Raf : j’ai vu dans une vidéo à Notre-Dame-des-Landes [NDLR : l’occupation contre le projet d’implantation d’un nouvel aéroport près de Nantes] un gars qui s’est complètement déshabillé et qui a dit aux policiers : « Voilà, vous voulez me frapper, frappez-moi, moi je n’ai pas d’armes, allez-y, foncez ». Et c’est vachement désarmant en fait. Sauf qu’il s’est pris une amende pour atteinte à la pudeur. Je trouve finalement qu’on devrait tous se mettre à poil pour montrer qu’on est tous des humains avec une peau. Peut-être que quand les flics verront 10, 20, 30 personnes à poil, ils changeront d’avis et se diront « Ce sont des humains, on ne va pas leur taper dessus… ».

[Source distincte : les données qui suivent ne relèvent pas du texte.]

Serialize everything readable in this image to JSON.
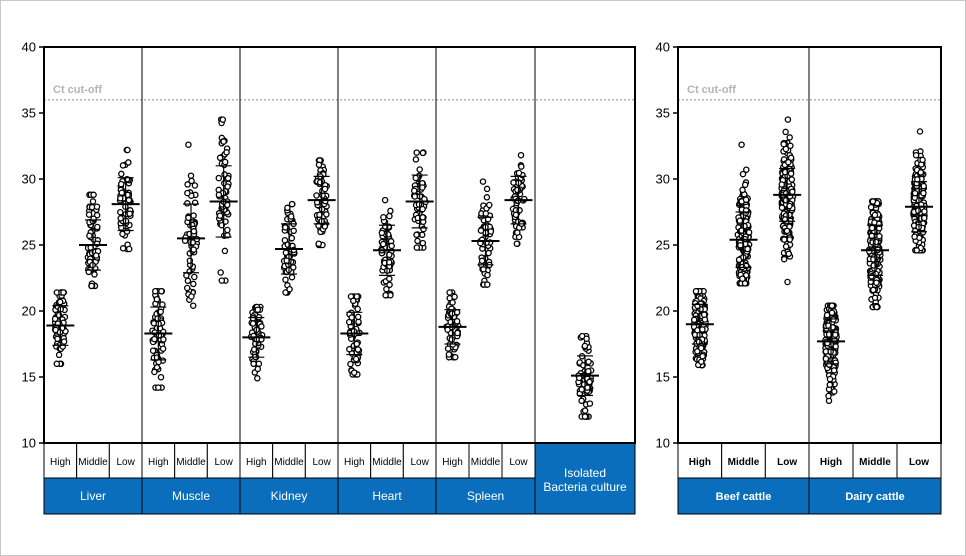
{
  "colors": {
    "band": "#0a6ebd",
    "cutoff_line": "#b4b4b4",
    "marker": "#000000"
  },
  "chart_data": [
    {
      "type": "scatter",
      "ylim": [
        10,
        40
      ],
      "yticks": [
        "10",
        "15",
        "20",
        "25",
        "30",
        "35",
        "40"
      ],
      "cutoff": {
        "label": "Ct cut-off",
        "value": 36
      },
      "groups": [
        {
          "name": "Liver",
          "categories": [
            "High",
            "Middle",
            "Low"
          ]
        },
        {
          "name": "Muscle",
          "categories": [
            "High",
            "Middle",
            "Low"
          ]
        },
        {
          "name": "Kidney",
          "categories": [
            "High",
            "Middle",
            "Low"
          ]
        },
        {
          "name": "Heart",
          "categories": [
            "High",
            "Middle",
            "Low"
          ]
        },
        {
          "name": "Spleen",
          "categories": [
            "High",
            "Middle",
            "Low"
          ]
        },
        {
          "name": "Isolated Bacteria culture",
          "name_lines": [
            "Isolated",
            "Bacteria culture"
          ],
          "categories": [
            ""
          ]
        }
      ],
      "stats": [
        {
          "group": "Liver",
          "category": "High",
          "mean": 18.9,
          "sd": 1.5,
          "min": 16.0,
          "max": 21.4
        },
        {
          "group": "Liver",
          "category": "Middle",
          "mean": 25.0,
          "sd": 1.9,
          "min": 21.9,
          "max": 28.8
        },
        {
          "group": "Liver",
          "category": "Low",
          "mean": 28.1,
          "sd": 2.0,
          "min": 24.7,
          "max": 32.2
        },
        {
          "group": "Muscle",
          "category": "High",
          "mean": 18.3,
          "sd": 2.0,
          "min": 14.2,
          "max": 21.5
        },
        {
          "group": "Muscle",
          "category": "Middle",
          "mean": 25.5,
          "sd": 2.6,
          "min": 20.4,
          "max": 32.6
        },
        {
          "group": "Muscle",
          "category": "Low",
          "mean": 28.3,
          "sd": 2.7,
          "min": 22.3,
          "max": 34.5
        },
        {
          "group": "Kidney",
          "category": "High",
          "mean": 18.0,
          "sd": 1.5,
          "min": 14.9,
          "max": 20.3
        },
        {
          "group": "Kidney",
          "category": "Middle",
          "mean": 24.7,
          "sd": 1.9,
          "min": 21.4,
          "max": 28.1
        },
        {
          "group": "Kidney",
          "category": "Low",
          "mean": 28.4,
          "sd": 1.8,
          "min": 25.0,
          "max": 31.4
        },
        {
          "group": "Heart",
          "category": "High",
          "mean": 18.3,
          "sd": 1.6,
          "min": 15.2,
          "max": 21.1
        },
        {
          "group": "Heart",
          "category": "Middle",
          "mean": 24.6,
          "sd": 1.9,
          "min": 21.2,
          "max": 28.4
        },
        {
          "group": "Heart",
          "category": "Low",
          "mean": 28.3,
          "sd": 2.0,
          "min": 24.8,
          "max": 32.0
        },
        {
          "group": "Spleen",
          "category": "High",
          "mean": 18.8,
          "sd": 1.3,
          "min": 16.5,
          "max": 21.4
        },
        {
          "group": "Spleen",
          "category": "Middle",
          "mean": 25.3,
          "sd": 1.8,
          "min": 22.0,
          "max": 29.8
        },
        {
          "group": "Spleen",
          "category": "Low",
          "mean": 28.4,
          "sd": 1.8,
          "min": 25.1,
          "max": 31.8
        },
        {
          "group": "Isolated Bacteria culture",
          "category": "",
          "mean": 15.1,
          "sd": 1.5,
          "min": 12.0,
          "max": 18.1
        }
      ]
    },
    {
      "type": "scatter",
      "ylim": [
        10,
        40
      ],
      "yticks": [
        "10",
        "15",
        "20",
        "25",
        "30",
        "35",
        "40"
      ],
      "cutoff": {
        "label": "Ct cut-off",
        "value": 36
      },
      "groups": [
        {
          "name": "Beef cattle",
          "categories": [
            "High",
            "Middle",
            "Low"
          ]
        },
        {
          "name": "Dairy cattle",
          "categories": [
            "High",
            "Middle",
            "Low"
          ]
        }
      ],
      "stats": [
        {
          "group": "Beef cattle",
          "category": "High",
          "mean": 19.0,
          "sd": 1.5,
          "min": 15.9,
          "max": 21.5
        },
        {
          "group": "Beef cattle",
          "category": "Middle",
          "mean": 25.4,
          "sd": 2.1,
          "min": 22.1,
          "max": 32.6
        },
        {
          "group": "Beef cattle",
          "category": "Low",
          "mean": 28.8,
          "sd": 2.0,
          "min": 22.2,
          "max": 34.5
        },
        {
          "group": "Dairy cattle",
          "category": "High",
          "mean": 17.7,
          "sd": 1.7,
          "min": 13.2,
          "max": 20.4
        },
        {
          "group": "Dairy cattle",
          "category": "Middle",
          "mean": 24.6,
          "sd": 1.9,
          "min": 20.3,
          "max": 28.3
        },
        {
          "group": "Dairy cattle",
          "category": "Low",
          "mean": 27.9,
          "sd": 1.9,
          "min": 24.6,
          "max": 33.6
        }
      ]
    }
  ]
}
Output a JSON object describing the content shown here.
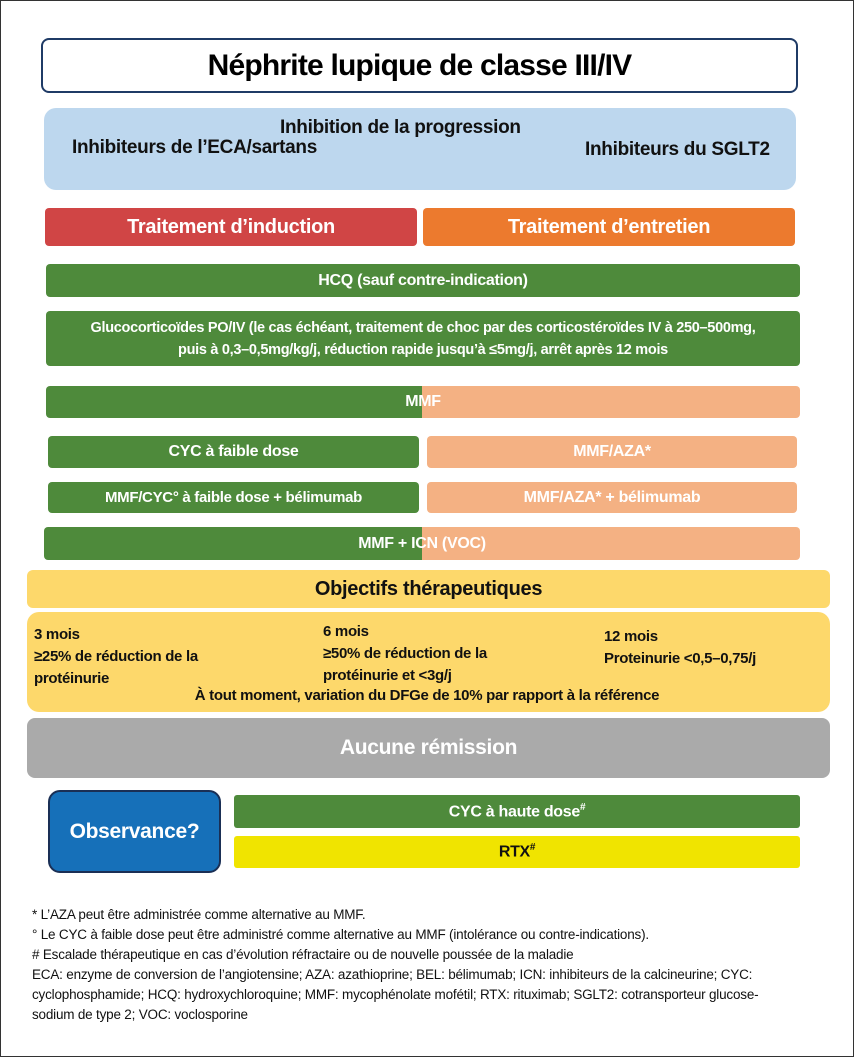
{
  "title": "Néphrite lupique de classe III/IV",
  "progression": {
    "heading": "Inhibition de la progression",
    "left": "Inhibiteurs de l’ECA/sartans",
    "right": "Inhibiteurs du SGLT2"
  },
  "phases": {
    "induction": "Traitement d’induction",
    "maintenance": "Traitement d’entretien"
  },
  "treatments": {
    "hcq": "HCQ (sauf contre-indication)",
    "glucocorticoids": [
      "Glucocorticoïdes PO/IV (le cas échéant, traitement de choc par des corticostéroïdes IV à 250–500mg,",
      "puis à 0,3–0,5mg/kg/j, réduction rapide jusqu’à ≤5mg/j, arrêt après 12 mois"
    ],
    "mmf": "MMF",
    "rows": [
      {
        "induction": "CYC à faible dose",
        "maintenance": "MMF/AZA*"
      },
      {
        "induction": "MMF/CYC° à faible dose + bélimumab",
        "maintenance": "MMF/AZA* + bélimumab"
      }
    ],
    "mmf_icn": "MMF + ICN (VOC)"
  },
  "goals": {
    "heading": "Objectifs thérapeutiques",
    "items": [
      {
        "time": "3 mois",
        "lines": [
          "≥25% de réduction de la",
          "protéinurie"
        ]
      },
      {
        "time": "6 mois",
        "lines": [
          "≥50% de réduction de la",
          "protéinurie et <3g/j"
        ]
      },
      {
        "time": "12 mois",
        "lines": [
          "Proteinurie <0,5–0,75/j"
        ]
      }
    ],
    "anytime": "À tout moment, variation du DFGe de 10% par rapport à la référence"
  },
  "no_remission": "Aucune rémission",
  "adherence": "Observance?",
  "escalation": [
    {
      "text": "CYC à haute dose",
      "sup": "#"
    },
    {
      "text": "RTX",
      "sup": "#"
    }
  ],
  "footnotes": [
    "* L’AZA peut être administrée comme alternative au MMF.",
    "° Le CYC à faible dose peut être administré comme alternative au MMF (intolérance ou contre-indications).",
    "# Escalade thérapeutique en cas d’évolution réfractaire ou de nouvelle poussée de la maladie",
    "ECA: enzyme de conversion de l’angiotensine; AZA: azathioprine; BEL: bélimumab; ICN: inhibiteurs de la calcineurine; CYC:",
    "cyclophosphamide; HCQ: hydroxychloroquine; MMF: mycophénolate mofétil; RTX: rituximab; SGLT2: cotransporteur glucose-",
    "sodium de type 2; VOC: voclosporine"
  ]
}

Quels liens voyez-vous entre votre lutte et des enjeux plus globaux, dans le reste du monde ?
Aneesh : Nous trouvons très important d’échanger avec d’autres mouvements à travers le monde. Nous organisons régulièrement des camps pour les jeunes activistes. Certains viennent du Guatemala, du Zimbabwe, de Thaïlande. Ensemble, nous voyons comment nos luttes peuvent se rejoindre et comment nous pouvons mener des actions plus efficaces.
Raf : Je me sens très proche des mouvements de paysans partout dans le monde. Mais je trouve qu’il est parfois trop facile de signer une pétition pour agir en faveur d’une cause à l’autre bout du monde, alors qu’il y a aussi un combat à mener ici. Il y a une phrase qui résume bien cela : « Penser global, agir local ». Tout ça pour dire qu’on a besoin aussi de vrais militants chez nous, pas juste des actions sur internet…
Conclusion
La gestion des terres agricoles constitue un véritable enjeu démocratique qui oblige la société dans son ensemble à adopter une attitude responsable quant à son utilisation. Cela implique de pouvoir considérer l’accès à la terre comme un droit humain qui doit prévaloir sur les intérêts économiques de quelques-uns.
Les témoignages relatés dans cette analyse nous montrent deux exemples de désobéissance civile, où des citoyens luttent pour défendre leurs droits à la terre. Bien que les contextes soient différents, les résistances qui s’organisent participent d’un même combat. La mise en lien de ces luttes s’organisent et pourrait d’ailleurs contribuer à les renforcer.
Partout dans le monde, ce sont de nombreux nouveaux modèles qui émergent et qui dessinent les contours d’un autre système, plus juste pour tous.